Tim McFeeley, executive director of the fund, said its executive committee interviewed five of the delegate candidates, including Kane. The fund consulted with numerous members and other activists in the local gay community, said Gregory King, the fund's spokesman.

The vote between Kane and Norton, both Democrats, was "very close," said McFeeley. But the fund committee decided to endorse and give $5,000 to Norton because "in interviewing and studying the platforms of the candidates we came to believe that Eleanor Holmes Norton will be an extraordinary congressperson for the District of Columbia," he said.

"I don't understand why people in the District of Columbia believe this is local and we shouldn't get involved," McFeeley said. "All congressional candidates want the endorsements of politically active national groups. And all of Mrs. Norton's opponents want our endorsements too."

Asked if she would have accepted the fund's endorsement had it been offered her, Kane said, "I think that's an academic question . . . . I would have been a confirmation and a support for what the local group decided."

"The only thing it does reinforce again is how much Mrs. Norton is willing to ignore and is ignorant of the local situation and people," Kane said.

Norton dismissed the flap over the endorsement as a non-issue. "The reason this is a non-issue, if I can say so, is that I know Betty Ann Kane tried to get it," Norton said.

Kane has made Norton's national endorsements an issue in the campaign, saying they show the degree to which Norton has been uninvolved with local issues and groups.

Along with several local endorsements, Norton has received numerous others from national groups, including the National Organization for Women's political action committee, the National Abortion Rights Action League and the National Women's Political Caucus.

Norton, a longtime civil rights activist and former head of the Equal Employment Opportunity Commission in the Carter administration, leads Kane and the rest of the field of delegate candidates in both campaign contributions and endorsements.

The lobbying to stop the Human Rights Campaign Fund endorsement was heavy.

A group of gay activists who described themselves as supporters of Kane wrote a letter to the fund in July that read, in part, "We believe that an endorsement of any candidate is needlessly divisive among the local members and supporters of {the campaign fund}. But we believe that it would be a disastrous mistake for {the campaign fund} to endorse Ms.

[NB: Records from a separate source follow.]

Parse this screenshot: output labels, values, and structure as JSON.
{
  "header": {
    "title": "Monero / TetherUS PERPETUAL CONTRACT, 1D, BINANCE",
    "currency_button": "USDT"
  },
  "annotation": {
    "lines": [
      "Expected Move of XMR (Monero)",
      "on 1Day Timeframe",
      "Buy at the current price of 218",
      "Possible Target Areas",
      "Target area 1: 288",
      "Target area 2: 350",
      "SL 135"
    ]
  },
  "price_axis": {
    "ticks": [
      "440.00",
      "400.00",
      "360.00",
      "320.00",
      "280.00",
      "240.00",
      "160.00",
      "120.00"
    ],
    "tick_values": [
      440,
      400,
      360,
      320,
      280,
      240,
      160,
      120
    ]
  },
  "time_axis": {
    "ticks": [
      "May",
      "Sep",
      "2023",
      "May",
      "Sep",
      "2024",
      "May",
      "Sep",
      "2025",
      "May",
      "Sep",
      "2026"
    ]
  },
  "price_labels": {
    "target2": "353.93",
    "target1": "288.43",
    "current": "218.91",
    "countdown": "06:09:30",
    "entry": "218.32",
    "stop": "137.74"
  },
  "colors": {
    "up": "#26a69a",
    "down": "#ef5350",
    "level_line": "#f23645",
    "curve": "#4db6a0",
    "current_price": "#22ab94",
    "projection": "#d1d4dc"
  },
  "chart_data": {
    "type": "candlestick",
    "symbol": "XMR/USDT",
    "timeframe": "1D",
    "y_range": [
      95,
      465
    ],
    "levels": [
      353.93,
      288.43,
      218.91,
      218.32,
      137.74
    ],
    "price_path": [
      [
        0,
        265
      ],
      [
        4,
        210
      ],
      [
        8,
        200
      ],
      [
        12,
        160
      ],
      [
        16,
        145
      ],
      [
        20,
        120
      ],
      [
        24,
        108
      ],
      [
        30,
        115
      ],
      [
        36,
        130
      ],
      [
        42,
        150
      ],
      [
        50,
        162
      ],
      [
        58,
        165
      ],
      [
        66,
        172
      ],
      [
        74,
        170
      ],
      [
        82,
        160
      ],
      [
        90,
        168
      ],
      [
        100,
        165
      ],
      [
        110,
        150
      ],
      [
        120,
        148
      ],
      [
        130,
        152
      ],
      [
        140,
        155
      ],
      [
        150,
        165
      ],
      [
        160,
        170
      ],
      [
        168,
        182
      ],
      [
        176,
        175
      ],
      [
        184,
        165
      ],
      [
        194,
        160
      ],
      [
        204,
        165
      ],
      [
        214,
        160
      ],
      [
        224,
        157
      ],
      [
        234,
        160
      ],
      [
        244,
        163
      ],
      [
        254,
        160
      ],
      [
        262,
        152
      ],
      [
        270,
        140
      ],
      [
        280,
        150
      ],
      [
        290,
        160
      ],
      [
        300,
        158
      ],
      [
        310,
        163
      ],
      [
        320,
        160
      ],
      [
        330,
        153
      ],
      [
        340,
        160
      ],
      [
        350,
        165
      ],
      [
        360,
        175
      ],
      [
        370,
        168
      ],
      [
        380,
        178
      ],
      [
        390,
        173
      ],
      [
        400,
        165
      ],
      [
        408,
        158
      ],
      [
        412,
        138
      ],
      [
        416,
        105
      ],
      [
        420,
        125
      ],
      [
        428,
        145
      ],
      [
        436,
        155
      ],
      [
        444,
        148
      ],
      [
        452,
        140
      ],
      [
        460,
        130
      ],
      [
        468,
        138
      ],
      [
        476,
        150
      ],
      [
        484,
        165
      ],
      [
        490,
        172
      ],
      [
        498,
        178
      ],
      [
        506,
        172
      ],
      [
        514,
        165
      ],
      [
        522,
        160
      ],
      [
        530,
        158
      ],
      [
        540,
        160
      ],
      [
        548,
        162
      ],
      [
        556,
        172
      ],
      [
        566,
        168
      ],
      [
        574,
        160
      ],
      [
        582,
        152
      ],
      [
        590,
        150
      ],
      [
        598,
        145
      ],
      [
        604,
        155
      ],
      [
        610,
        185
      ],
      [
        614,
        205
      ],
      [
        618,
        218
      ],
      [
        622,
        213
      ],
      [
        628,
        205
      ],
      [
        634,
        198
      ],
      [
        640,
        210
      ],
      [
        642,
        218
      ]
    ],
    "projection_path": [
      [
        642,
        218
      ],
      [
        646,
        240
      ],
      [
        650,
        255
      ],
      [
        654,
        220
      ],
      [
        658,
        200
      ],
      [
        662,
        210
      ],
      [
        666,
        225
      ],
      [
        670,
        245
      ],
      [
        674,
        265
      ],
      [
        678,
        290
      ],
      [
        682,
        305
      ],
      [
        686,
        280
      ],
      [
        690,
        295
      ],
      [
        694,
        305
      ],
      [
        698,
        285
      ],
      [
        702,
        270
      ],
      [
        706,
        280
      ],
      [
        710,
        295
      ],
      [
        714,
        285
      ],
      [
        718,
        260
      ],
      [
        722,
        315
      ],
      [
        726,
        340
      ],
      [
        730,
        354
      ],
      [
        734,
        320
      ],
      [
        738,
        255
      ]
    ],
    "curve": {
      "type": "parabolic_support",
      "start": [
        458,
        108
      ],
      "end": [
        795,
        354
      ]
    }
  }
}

Norton over Ms. Kane."

Bob Dardano, Stein's vice president for legislative and political action, characterized the debate about the endorsement as a difference of opinion, not a serious split in the gay community.

Of the the fund, Dardano said, "I'm not convinced they made a complete effort . . . . We weren't really asked."

But others said that view does not take into account the diversity of the gay community and the number of groups representing it.

"Stein wants to believe they represent the whole gay and lesbian community," said Carlene Cheatam of the D.C. Coalition of Black Gay Men and Women. "I don't think there is a general consensus in the community."